A liberdade de imprensa é irmã siamesa da democracia – uma não sobrevive sem a outra. Na data em que se celebra o Dia Mundial da Liberdade de Imprensa, porém, há motivos reais e palpáveis para preocupação com o futuro de ambas. Neste momento, há nada menos do que 250 jornalistas presos mundo afora apenas por exercerem sua atividade de informar ou opinar. Rússia, Turquia, China, Eritreia e Irã estão entre os países que mais aprisionam quem não se alinha à chamada verdade oficial e insiste em se expressar livremente.
A elasticidade das interpretações jurídicas é um frequente biombo para calar veículos de imprensa
Também neste momento há incontáveis repórteres e profissionais de imagem colocando sua vida e sua liberdade em risco para trazer à luz denúncias e testemunhos de conflitos. A Venezuela de Nicolás Maduro é um caso crítico. Depois de silenciar a maior parte da imprensa independente por meio de pressões econômicas que iam desde restrições à importação de papel até a intimidação de anunciantes, o regime venezuelano destacou suas polícias e milícias, batizadas de "coletivos", para perseguir jornalistas nas ruas. Uma das vítimas recentes dessa prática grotesca foi o repórter de Zero Hora Rodrigo Lopes, detido e ameaçado em uma unidade militar de Caracas quando cobria em janeiro passado uma manifestação nas proximidades do Palácio Miraflores.

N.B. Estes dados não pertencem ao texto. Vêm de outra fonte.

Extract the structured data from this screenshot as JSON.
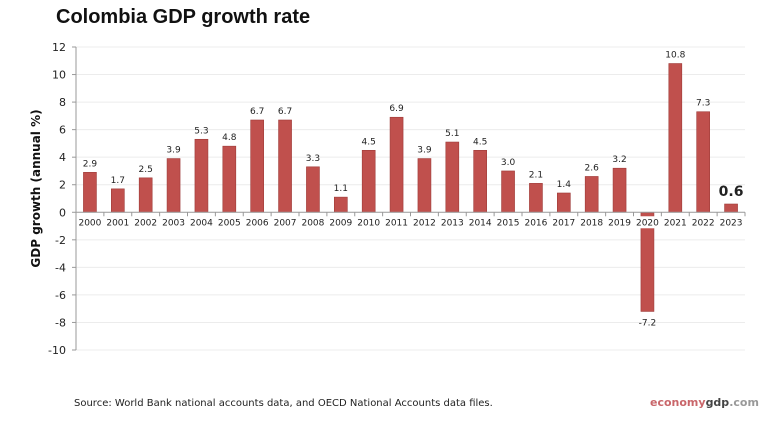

A Venezuela vem demonstrando ser um laboratório das novas práticas autoritárias contra a livre expressão. Além de ter feito a "regulamentação dos meios de comunicação" que setores de esquerda, inclusive o ex-presidente Lula em sua recente entrevista, ainda apregoam para o Brasil, o regime persegue e ameaça jornalistas por meio de suas milícias e produz blecautes em redes sociais e sistemas de mensagens eletrônicas para impedir a difusão de informações.
As mídias sociais, por sinal, são uma dupla face da liberdade de imprensa. Se por um lado permitem que se disseminem velozmente informações e opiniões que de outra forma seriam tolhidas pelos regimes, as redes também se prestam para uma nova forma de censura. A destruição coordenada de reputações é um dos elementos mais perniciosos da atividade do submundo digital. Por essa tática, alveja-se um jornalista que divulga uma informação considerada inconveniente e, organizadamente, por meio de um rastilho de ataques, ofensas e desinformações, procura-se erodir a estabilidade emocional e a credibilidade do profissional, seu maior ativo como jornalista. Sem surpresa, a prática foi inaugurada pelo governo de Vladimir Putin, inspirado nos métodos da KGB soviética, contra jornalistas ocidentais que produziam reportagens desconfortáveis a Moscou.
À violência e à desinformação, somam-se, entre as ameaças à mídia, métodos mais sofisticados de intimidação, como recorrer a procuradorias e Judiciários comprometidos com governantes para dar aparência de legalidade e demolir, econômica e moralmente, vozes dissidentes. Um dos casos mais célebres da atualidade é o da publisher Maria Ressa, das Filipinas, presa e processada sob alegação de fraude fiscal depois que seu site, Rappler, passou a incomodar o exótico e autoritário presidente Rodrigo Duterte.
A elasticidade das interpretações jurídicas é um frequente biombo para calar veículos de imprensa, como constatado no caso da ordem de censura do ministro do STF Alexandre de Moraes à revista digital Crusoé, felizmente revogada depois de uma sólida e maciça repulsa da sociedade brasileira. Novas legislações restritivas, entretanto, seguem povoando os desejos de governantes, os palácios e as casas parlamentares e judiciais. Somente uma convicção profunda nas raízes mais profundas da liberdade de imprensa assegurará a preservação do direito de todos os cidadãos se expressarem e se informarem dentro dos princípios da Constituição brasileira, com responsabilidade mas sem medo, sem agressões e sem censura.